Mesela ihtiyacı olan yiyecek, giyecek ve
barınma imkanlarına sahip olduğu halde, daha fazlasına tamah ederek yolsuzluk,
rüşvet, adam kayırma yapabiliyor. Milletler, kendi refah ve gereksiz lüks
hayatları için başka milletleri yok edebiliyor, Toprakları işgal edebiliyor.
İnsan neslini yok edici büyük silahlar üretebiliyor.
Bu tamamen
sapmaması ve fıtrata uyması gereken insanın yaratılış kodlarına ters davranması
sonucudur. “Varlığını Allah’ın fıtratına
çevir?” emri verilen insan, sanki “ Bunu Neden yapayım ya Rabbi?” diye sormuş
gibi, âyetin devamında bu emrin gerekçesi açıklanmaktadır: “(Ta ki) Allah’ın
yarattığında bir değişme bir başkalaşma olmasın.” Bu gerekçe cümlesi bir uyarıdır. Bu uyarının açılımı şu şekilde açıklayabiliriz: Ey insan,
eğer sen fıtratına uygun davranmazsan, bunun getireceği olumsuz sonuçların
altından kalkamazsın. Fıtratına ihanet ettiğin yetmiyormuş gibi, bir de
Allah’ın bir amaç uğruna yaratıp her birini hikmetle yerli yerine koyduğu
eşyayı yerinden edersin. Tıpkı şu âyetteki vahim durum gerçekleşir: “(İnsanoğlu)

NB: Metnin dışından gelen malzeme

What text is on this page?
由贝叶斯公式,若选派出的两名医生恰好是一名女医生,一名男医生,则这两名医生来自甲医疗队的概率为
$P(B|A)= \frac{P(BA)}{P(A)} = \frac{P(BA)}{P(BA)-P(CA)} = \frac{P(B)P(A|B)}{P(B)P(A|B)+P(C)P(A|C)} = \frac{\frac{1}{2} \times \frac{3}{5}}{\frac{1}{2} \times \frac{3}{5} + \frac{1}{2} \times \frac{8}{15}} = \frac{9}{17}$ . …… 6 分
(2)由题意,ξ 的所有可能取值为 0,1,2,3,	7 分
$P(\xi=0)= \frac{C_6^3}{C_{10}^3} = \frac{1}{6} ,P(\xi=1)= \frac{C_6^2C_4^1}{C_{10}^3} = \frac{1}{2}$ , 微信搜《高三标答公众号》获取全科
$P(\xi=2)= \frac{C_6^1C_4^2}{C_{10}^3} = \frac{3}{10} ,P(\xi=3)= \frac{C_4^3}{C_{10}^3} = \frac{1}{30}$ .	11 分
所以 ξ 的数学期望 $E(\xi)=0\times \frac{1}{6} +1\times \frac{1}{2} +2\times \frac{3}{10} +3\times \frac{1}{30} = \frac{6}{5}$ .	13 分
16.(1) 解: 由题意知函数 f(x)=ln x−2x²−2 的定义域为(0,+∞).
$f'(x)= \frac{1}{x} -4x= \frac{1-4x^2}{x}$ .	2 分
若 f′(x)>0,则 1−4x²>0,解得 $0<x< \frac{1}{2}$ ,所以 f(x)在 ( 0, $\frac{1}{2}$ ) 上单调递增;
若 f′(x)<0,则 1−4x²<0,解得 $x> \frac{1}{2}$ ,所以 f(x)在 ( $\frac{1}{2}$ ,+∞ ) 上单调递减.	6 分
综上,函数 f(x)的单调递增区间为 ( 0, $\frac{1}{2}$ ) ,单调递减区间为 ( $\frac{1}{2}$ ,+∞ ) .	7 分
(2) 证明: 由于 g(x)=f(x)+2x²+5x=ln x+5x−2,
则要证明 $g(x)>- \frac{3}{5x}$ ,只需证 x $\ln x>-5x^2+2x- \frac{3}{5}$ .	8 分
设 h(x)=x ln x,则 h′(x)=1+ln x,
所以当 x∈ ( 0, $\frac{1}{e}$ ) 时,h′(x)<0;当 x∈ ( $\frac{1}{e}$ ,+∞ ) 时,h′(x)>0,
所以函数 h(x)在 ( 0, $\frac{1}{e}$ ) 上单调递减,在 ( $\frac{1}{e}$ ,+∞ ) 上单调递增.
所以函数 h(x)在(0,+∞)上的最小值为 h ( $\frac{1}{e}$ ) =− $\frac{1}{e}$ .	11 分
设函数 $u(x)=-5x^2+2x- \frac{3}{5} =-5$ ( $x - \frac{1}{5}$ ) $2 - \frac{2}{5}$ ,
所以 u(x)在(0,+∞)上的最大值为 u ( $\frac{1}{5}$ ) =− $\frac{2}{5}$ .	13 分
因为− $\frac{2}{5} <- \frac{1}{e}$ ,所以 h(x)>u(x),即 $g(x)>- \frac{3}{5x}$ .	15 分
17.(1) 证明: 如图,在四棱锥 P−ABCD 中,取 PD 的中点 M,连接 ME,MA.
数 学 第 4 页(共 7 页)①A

eline fırsat geçirdiği zaman yeryüzünde fesat çıkarmaya, insanın ürününü ve
neslini yok etmeye çalışır: Fakat Allah fesadı sevmez.” (Bakara 2/205).
İlginç bir
örnek olacak ama mesela domuz necis bir hayvandır. Ama yaratılışta hiçbir
kusura yer vermeyen yaratıcı diğer yarattığı bütün varlıklar gibi bu varlığı da
hayr üzere yaratmıştır. Domuzun yaratılış fıtratı veya günümüz diliyle formatı
her türlü yiyeceği, yani leş olsun, pis olsun,çöp olsun, çürük olsun her şeyi
yemesi ve hem cinsini kıskanmamasıdır. Bu manada Aslında domuz doğanın en büyük
temizlik işçisi sayılır. Domuz bu
doyumsuzluğu ile sınırsızlığı temsil eder.
Kuran, sağlık
açısından domuz etini haram kılarken, ahlaken domuzlaşmayı yasaklar. Allah,
insana domuz gibi sınırsız tüketmemesini, her şeyi yememesini, helalin,
haramdan ayırt etmesini, neslin korunması için eşiyle yetinmesini emreder.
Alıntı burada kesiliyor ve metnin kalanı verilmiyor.